The class worked under the patient tutelage of Angie Karr, the program's director. She'll do just about anything except actually work on one of the bikes herself; it's the participants who need to get their hands dirty.
"Doing it yourself is one of the best ways to learn," she said. "We want people to know how to keep their bikes working. This isn't just about bike mechanics. It's about choosing a bike lifestyle, about using bikes as a form of transportation, and that includes having the skills to maintain the bikes."
Keeping it positive
As Karr moved around the class, she mixed advice about which wrench to use with pep talks about how great people were doing, especially those who didn't think they were doing so great.
"Everyone learns at their own pace," she assured them. The class lasts four sessions, but after that participants can go to the bike store's "open shop" where she or another staff member is on hand to offer help. "You can take as long as you need," she promised.
Alisha Roopchand, 18, appreciated that approach.
"We get to figure things out for ourselves, but that takes time," she said. "You get the tools and the know-how and a chance to play around with them."
Abdullahi Gaafaa, 14, represented the other end of the timing spectrum.

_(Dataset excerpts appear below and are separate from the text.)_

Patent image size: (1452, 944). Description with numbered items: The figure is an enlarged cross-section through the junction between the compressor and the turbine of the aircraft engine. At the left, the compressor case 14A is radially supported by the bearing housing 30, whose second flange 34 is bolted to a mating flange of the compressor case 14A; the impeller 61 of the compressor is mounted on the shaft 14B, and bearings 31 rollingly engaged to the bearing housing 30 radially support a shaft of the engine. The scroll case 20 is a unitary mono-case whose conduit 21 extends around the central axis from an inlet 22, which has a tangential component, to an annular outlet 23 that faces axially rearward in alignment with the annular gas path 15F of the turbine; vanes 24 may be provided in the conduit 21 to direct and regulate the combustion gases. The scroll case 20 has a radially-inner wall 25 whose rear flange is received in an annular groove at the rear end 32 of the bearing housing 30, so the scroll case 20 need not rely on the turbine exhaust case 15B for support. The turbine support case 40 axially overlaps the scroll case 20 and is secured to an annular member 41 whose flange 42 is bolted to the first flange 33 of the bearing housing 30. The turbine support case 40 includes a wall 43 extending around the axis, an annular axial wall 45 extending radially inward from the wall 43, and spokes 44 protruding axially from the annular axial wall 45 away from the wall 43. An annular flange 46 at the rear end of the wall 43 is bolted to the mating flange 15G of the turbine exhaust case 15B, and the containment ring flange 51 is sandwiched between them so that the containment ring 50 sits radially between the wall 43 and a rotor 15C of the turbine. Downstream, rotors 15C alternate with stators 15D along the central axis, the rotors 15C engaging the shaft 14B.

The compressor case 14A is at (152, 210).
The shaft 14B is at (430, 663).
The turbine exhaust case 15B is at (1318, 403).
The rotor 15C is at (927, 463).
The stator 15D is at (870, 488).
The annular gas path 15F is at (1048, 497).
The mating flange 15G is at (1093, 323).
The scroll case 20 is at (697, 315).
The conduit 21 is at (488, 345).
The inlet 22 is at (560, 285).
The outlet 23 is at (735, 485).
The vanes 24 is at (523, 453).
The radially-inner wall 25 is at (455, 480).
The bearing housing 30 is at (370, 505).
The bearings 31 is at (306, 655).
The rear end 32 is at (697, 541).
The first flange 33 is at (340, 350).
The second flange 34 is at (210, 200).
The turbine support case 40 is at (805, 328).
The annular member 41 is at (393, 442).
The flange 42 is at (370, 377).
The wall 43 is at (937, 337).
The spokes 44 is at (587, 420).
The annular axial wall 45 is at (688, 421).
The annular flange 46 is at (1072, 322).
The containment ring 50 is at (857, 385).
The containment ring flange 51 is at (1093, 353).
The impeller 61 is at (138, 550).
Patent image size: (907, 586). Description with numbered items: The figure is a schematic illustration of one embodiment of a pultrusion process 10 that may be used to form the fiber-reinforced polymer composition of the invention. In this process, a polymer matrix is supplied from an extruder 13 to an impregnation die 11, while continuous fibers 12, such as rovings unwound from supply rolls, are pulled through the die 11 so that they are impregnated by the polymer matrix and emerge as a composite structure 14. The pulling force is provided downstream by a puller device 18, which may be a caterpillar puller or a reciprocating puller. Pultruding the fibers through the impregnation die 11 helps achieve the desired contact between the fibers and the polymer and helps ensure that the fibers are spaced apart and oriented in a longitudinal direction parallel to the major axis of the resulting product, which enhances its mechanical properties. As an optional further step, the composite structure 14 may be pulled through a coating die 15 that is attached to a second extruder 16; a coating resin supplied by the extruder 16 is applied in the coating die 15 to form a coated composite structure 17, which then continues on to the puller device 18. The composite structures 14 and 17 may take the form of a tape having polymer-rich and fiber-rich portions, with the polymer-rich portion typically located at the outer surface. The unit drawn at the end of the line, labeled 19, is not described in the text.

He was intent on wheeling his bike out of the store as soon as possible, and his focus was paying off. He asked Karr a question that caught her off guard.
"I wasn't planning to get to that until next week, but OK," she said before showing him the necessary steps.
Each class focuses on a different part of the bike. For this session, it was wheels, including maintaining and repairing axles and "truing" wheels by adjusting or replacing spokes. Karr started with a lecture that included a demonstration and an explanatory handout covered with diagrams, then turned the wannabe mechanics loose at their workstations.
The parts necessary for the repairs come from donated bikes that are deemed irreparable. That keeps costs down while also fulfilling the store's mandate to foster a greener lifestyle.
"We never turn down a donation [of a bike], no matter how bad of shape it's in,'' Karr said. "Everything that we can keep out of a landfill helps."
Some people take the class as much for the knowledge they get as for the bike. Mike Garry, 62, was one of them.
"When I was 8, I was taking 40-mile bike rides with my older brothers," he said. "I've been riding bikes for a while. I figured that it was time I learned how to fix one."
By the end of the class, Macalester students Pierce and Khan had managed to refurbish the wheels on two bikes, one for each of them. They've moved into an apartment off campus and are counting on the bikes to further their education.
"This is how we're going to get to class," Khan said.